PORTLAND, Maine — We know by way of temperature proxies such as ice cores, snow, fossilized corals, and lake sediment that although the Earth has warmed and cooled in the past, it has never done so at such a rapid rate.
According to NASA, our current warming is occurring roughly 10 times faster than the average rate of warming after an ice age.
But would the earth be in a warming phase if it weren’t for anthropogenic influence, aka the human activity such as burning fossil fuels?
To get to the root of this question we need to understand something known as radiative forcing.
Radiative forcing is the change in energy flux in the atmosphere caused by natural and manmade factors. It’s measured in watts per square meter. The balance of radiative forcing determines whether the earth is warming or cooling.
Because the atmosphere is complex, there are several factors that can impact the radiative forcing budget.
The most obvious may be the sun. The sun provides nearly all the energy to the earth via incoming solar radiation, but it doesn’t tend to vary much on small time scales such as hundreds or thousands of years.
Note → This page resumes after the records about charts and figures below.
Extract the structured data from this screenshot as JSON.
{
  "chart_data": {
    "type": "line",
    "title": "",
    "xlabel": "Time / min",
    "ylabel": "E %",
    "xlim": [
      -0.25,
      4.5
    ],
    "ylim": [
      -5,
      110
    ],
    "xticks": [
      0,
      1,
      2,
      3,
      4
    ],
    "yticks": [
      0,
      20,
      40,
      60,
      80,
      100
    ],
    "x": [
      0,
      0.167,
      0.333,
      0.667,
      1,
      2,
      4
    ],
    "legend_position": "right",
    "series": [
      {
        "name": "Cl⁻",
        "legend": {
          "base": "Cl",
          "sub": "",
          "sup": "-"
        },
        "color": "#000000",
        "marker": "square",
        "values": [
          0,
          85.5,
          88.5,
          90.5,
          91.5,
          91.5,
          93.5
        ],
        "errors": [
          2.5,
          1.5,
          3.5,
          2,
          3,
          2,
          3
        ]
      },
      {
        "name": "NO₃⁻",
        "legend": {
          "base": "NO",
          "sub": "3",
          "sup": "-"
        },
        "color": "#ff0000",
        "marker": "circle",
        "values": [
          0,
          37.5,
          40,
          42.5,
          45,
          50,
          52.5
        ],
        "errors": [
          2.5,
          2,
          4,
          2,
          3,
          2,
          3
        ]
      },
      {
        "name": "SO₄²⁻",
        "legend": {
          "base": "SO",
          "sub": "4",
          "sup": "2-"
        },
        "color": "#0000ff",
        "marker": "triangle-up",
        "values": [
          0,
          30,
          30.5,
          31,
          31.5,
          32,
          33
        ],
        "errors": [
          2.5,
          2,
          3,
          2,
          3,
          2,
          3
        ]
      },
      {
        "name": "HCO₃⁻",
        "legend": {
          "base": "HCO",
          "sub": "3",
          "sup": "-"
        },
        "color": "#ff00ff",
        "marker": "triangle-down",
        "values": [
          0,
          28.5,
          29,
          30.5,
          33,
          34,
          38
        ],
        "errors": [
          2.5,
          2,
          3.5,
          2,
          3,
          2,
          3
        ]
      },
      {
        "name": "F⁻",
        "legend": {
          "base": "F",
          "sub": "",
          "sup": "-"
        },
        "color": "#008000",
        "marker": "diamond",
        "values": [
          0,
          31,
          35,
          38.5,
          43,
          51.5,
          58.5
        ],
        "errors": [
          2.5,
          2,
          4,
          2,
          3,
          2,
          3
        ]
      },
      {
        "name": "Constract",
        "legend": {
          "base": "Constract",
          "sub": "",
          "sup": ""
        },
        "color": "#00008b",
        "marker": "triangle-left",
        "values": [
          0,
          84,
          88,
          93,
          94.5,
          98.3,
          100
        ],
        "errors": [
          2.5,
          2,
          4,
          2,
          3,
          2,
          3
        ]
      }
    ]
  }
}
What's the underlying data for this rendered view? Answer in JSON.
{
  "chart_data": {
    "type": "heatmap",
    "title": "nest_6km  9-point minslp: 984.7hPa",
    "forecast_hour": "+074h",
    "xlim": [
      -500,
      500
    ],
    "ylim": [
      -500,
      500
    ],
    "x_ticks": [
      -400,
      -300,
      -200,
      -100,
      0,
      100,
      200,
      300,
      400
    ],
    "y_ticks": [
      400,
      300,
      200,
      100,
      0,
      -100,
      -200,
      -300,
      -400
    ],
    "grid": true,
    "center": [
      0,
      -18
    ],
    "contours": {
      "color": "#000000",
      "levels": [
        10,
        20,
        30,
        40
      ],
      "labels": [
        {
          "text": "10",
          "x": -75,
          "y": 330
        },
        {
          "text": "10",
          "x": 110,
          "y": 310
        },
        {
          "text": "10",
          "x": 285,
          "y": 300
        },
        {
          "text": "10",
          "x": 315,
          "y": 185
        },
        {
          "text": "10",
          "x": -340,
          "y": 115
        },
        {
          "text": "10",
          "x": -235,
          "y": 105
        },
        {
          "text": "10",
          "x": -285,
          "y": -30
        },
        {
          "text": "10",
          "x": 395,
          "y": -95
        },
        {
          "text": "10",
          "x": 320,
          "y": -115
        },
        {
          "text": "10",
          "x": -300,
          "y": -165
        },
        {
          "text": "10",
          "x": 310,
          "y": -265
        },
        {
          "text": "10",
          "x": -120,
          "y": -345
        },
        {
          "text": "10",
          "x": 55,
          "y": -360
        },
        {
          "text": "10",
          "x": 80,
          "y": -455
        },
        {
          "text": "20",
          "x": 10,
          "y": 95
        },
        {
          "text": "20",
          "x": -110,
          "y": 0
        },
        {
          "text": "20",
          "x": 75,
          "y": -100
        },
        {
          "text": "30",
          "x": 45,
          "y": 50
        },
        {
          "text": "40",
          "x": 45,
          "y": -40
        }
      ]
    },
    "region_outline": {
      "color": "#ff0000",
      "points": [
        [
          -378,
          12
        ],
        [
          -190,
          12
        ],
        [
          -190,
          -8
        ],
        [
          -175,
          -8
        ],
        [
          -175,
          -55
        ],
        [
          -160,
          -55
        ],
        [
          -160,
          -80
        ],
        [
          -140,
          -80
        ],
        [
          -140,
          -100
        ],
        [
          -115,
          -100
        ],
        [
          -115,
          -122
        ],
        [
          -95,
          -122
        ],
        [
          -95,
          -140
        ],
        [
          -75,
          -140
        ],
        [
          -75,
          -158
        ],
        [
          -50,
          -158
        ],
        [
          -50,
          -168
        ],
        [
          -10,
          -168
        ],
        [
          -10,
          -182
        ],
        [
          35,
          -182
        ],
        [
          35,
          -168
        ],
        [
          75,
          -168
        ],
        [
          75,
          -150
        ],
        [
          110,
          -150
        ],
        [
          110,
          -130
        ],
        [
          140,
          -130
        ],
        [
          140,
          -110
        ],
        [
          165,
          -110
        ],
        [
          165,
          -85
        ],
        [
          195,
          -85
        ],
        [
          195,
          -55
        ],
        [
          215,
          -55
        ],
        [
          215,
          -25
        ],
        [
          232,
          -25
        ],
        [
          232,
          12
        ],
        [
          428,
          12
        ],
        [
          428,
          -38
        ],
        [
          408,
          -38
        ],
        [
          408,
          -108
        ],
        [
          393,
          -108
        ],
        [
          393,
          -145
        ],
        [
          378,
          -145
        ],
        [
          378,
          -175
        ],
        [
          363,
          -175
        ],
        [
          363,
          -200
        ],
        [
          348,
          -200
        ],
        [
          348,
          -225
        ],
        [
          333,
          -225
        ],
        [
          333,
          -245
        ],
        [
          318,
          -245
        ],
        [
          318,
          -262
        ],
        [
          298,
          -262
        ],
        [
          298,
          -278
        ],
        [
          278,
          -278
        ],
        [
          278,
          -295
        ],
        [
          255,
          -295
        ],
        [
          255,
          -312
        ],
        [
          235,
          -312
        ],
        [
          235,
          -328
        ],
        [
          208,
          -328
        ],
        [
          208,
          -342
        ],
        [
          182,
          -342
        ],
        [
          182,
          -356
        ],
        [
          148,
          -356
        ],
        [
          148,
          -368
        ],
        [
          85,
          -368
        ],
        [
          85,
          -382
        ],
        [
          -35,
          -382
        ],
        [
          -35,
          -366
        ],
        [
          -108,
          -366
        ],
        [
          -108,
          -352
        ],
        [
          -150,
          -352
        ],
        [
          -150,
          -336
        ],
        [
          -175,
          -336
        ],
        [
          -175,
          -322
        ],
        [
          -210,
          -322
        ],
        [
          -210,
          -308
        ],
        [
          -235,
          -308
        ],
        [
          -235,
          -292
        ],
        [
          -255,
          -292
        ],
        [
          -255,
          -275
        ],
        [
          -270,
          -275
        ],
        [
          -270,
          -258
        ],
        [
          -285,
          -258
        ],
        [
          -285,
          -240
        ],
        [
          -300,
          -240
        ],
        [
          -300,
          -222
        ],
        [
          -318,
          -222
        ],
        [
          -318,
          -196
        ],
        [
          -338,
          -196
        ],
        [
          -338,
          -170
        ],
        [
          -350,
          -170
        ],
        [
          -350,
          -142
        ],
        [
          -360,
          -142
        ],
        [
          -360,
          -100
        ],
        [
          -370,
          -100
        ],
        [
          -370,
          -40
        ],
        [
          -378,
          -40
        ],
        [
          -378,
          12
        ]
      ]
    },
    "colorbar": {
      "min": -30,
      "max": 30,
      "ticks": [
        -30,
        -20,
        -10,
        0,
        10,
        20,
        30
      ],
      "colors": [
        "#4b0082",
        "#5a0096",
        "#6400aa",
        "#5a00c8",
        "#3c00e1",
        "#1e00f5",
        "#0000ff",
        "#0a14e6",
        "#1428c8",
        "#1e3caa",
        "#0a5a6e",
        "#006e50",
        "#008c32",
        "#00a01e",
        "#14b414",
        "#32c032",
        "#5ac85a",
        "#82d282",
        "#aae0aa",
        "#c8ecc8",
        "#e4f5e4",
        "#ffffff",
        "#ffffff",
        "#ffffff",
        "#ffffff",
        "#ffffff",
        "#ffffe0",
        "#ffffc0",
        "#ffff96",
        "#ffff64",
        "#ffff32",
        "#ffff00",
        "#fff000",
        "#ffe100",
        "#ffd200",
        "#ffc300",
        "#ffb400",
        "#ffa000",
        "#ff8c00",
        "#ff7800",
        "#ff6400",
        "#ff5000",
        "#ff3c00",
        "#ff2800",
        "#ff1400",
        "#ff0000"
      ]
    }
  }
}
There are several satellites that measure the incoming radiation from the sun now, and when paired with historical reconstructions via sunspot data, the graph shows a stable trend going back to least the 1880s, which is considered the beginning of the industrial revolution.
And remember, we are looking to explain rapid warming in relatively recent years, so that’s out.
Digging further into the forcing, you’ll see ozone broken into two colors in the same bar on our chart. A slight depletion in the stratospheric ozone, which has greatly improved since banning CFCS in the mid 1980s, has had a net cooling affect. The tropospheric ozone is the primary ingredient in smog and acts as a greenhouse gas trapping heat.
The biggest cooling effect you’ll see on the manmade side is “aerosol cloud interaction.” As particulate and pollution is put into the atmosphere by humans, it can act as cloud nuclei, increasing cloud albedo, which reflects more shortwave radiation back into space and allows less of the solar energy to the surface.
You can see even seemingly small forcing mechanisms are taken into account such as “black carbon on snow.” That is when soot from pollution accumulates on snow and ice. This darker color causes the albedo of the snow to change which causes it to melt faster, which exposes more earth, which has an even higher albedo and absorbs more sunlight.
Breaking down all these forcing mechanisms, we can reach the conclusion that without man-made influences the Earth would be in a nearly stable temperature regime since the industrial revolution. Instead, we are warming faster than any other period in history.
One last thought, the timescale here is the key. We’ve had ice ages, and we’ve come out of them long before man put a carbon footprint into the atmosphere. But those changes occurred over tens of thousands to hundreds of thousands of years via known mechanisms like Milankovitch cycles. These cycles include variations in the shape of Earth’s orbit, The angle Earth’s axis is tilted with respect to Earth’s orbital plane, and the direction Earth’s axis of rotation is pointed.
These cycles cannot and do not explain our rapid warming over the past 100 years.